The 0.2% quarterly rate was the slowest since the third quarter of 2016.
The 0.2% quarterly rate was the slowest since the third quarter of 2016.

In its monthly economic bulletin, ISTAT said its latest composite leading indicator “continues to decline”, as it has throughout this year, “signaling a continuation of the current phase of slowing economic growth”.

Gross domestic product rose a quarterly 0.2% in the second quarter, data showed earlier this week, following a 0.3% rise in the first three months, and was up just 1.1% on an annual basis, Reuters reported.

The 0.2% quarterly rate was the slowest since the third quarter of 2016, while the 1.1% annual rate was the slowest since the fourth quarter of the same year.

Economy Minister Giovanni Tria said last month the 1.5% full-year 2018 growth forecast inherited from the previous center-left administration will probably have to be revised down due to slowing exports and industrial output.

Confidence in Italy’s services sector edged down in July and economists suggested underlying risks could put pressure on the economy in the coming months.

Italy’s services purchasing managers’ index reading for July came in at 54 according to IHS Markit, above the 53.6% by a Reuters poll but below June’s reading of 54.3. The surveys measure sentiment among executives, with a reading above 50 indicating growth.

Friday’s report found new orders rising at their slowest rate since October 2016. Meanwhile, input costs continued to rise, while output prices charges by services companies fell for the sixth consecutive month amid a competitive environment, and business confidence fell to its lowest level since July 2016.

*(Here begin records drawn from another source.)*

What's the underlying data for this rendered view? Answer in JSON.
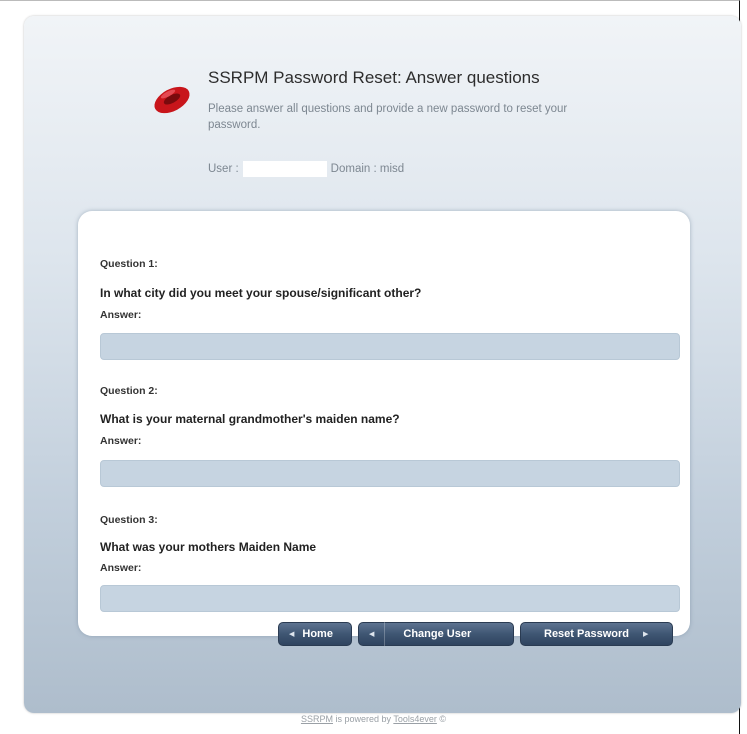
{
  "header": {
    "title": "SSRPM Password Reset: Answer questions",
    "subtitle": "Please answer all questions and provide a new password to reset your password.",
    "user_label": "User :",
    "user_value": "",
    "domain_label": "Domain : misd"
  },
  "questions": [
    {
      "label": "Question 1:",
      "text": "In what city did you meet your spouse/significant other?",
      "answer_label": "Answer:",
      "answer_value": ""
    },
    {
      "label": "Question 2:",
      "text": "What is your maternal grandmother's maiden name?",
      "answer_label": "Answer:",
      "answer_value": ""
    },
    {
      "label": "Question 3:",
      "text": "What was your mothers Maiden Name",
      "answer_label": "Answer:",
      "answer_value": ""
    }
  ],
  "buttons": {
    "home": "Home",
    "change_user": "Change User",
    "reset_password": "Reset Password"
  },
  "footer": {
    "product_link": "SSRPM",
    "middle_text": " is powered by ",
    "vendor_link": "Tools4ever",
    "icon": "copyright-icon"
  },
  "colors": {
    "logo_red": "#c8151b",
    "button_navy": "#3f5673",
    "input_fill": "#c6d4e1"
  }
}
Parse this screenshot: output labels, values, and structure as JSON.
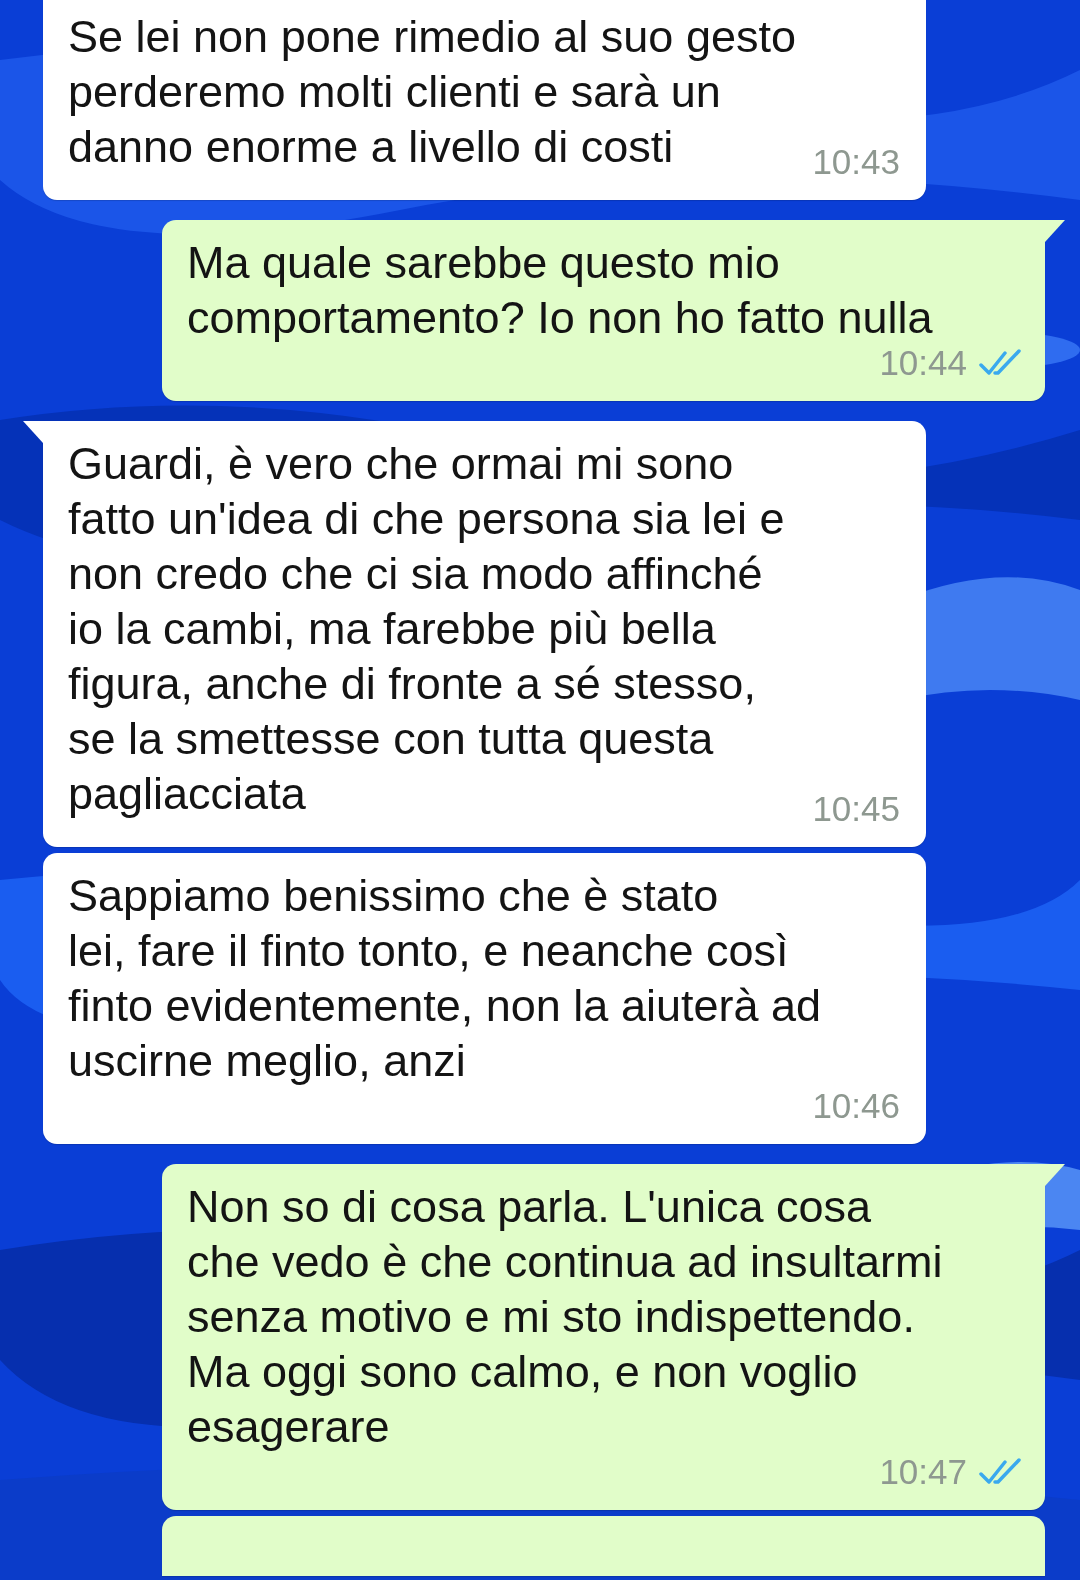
{
  "messages": [
    {
      "kind": "in",
      "tail": false,
      "text": "Se lei non pone rimedio al suo gesto\nperderemo molti clienti e sarà un\ndanno enorme a livello di costi",
      "time": "10:43"
    },
    {
      "kind": "out",
      "tail": true,
      "read": true,
      "text": "Ma quale sarebbe questo mio\ncomportamento? Io non ho fatto nulla",
      "time": "10:44"
    },
    {
      "kind": "in",
      "tail": true,
      "text": "Guardi, è vero che ormai mi sono\nfatto un'idea di che persona sia lei e\nnon credo che ci sia modo affinché\nio la cambi, ma farebbe più bella\nfigura, anche di fronte a sé stesso,\nse la smettesse con tutta questa\npagliacciata",
      "time": "10:45"
    },
    {
      "kind": "in",
      "tail": false,
      "text": "Sappiamo benissimo che è stato\nlei, fare il finto tonto, e neanche così\nfinto evidentemente, non la aiuterà ad\nuscirne meglio, anzi",
      "time": "10:46"
    },
    {
      "kind": "out",
      "tail": true,
      "read": true,
      "text": "Non so di cosa parla. L'unica cosa\nche vedo è che continua ad insultarmi\nsenza motivo e mi sto indispettendo.\nMa oggi sono calmo, e non voglio\nesagerare",
      "time": "10:47"
    },
    {
      "kind": "out",
      "tail": false
    }
  ]
}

“Although there were reports of increased demand, market activity was generally reported to be weaker than earlier than in the year. Panelists commented that growth had softened in spite of promotional activities and discounts being offered to clients,” said the report.

Inflation, driven by higher fuel prices, continued to bite, and “general economic uncertainty and worries over credit access were reported.”

“Delving deeper into the details revealed some worrying trends and increasing downside risks to short-term growth,” said Paul Smith, economics director at IHS Markit.

Friday’s figures come as a sharp selloff of Italian government debt continues into its second day, reaching lows not seen since June when the election crisis prompted concerns that a new populist coalition was considering taking Italy out of the eurozone.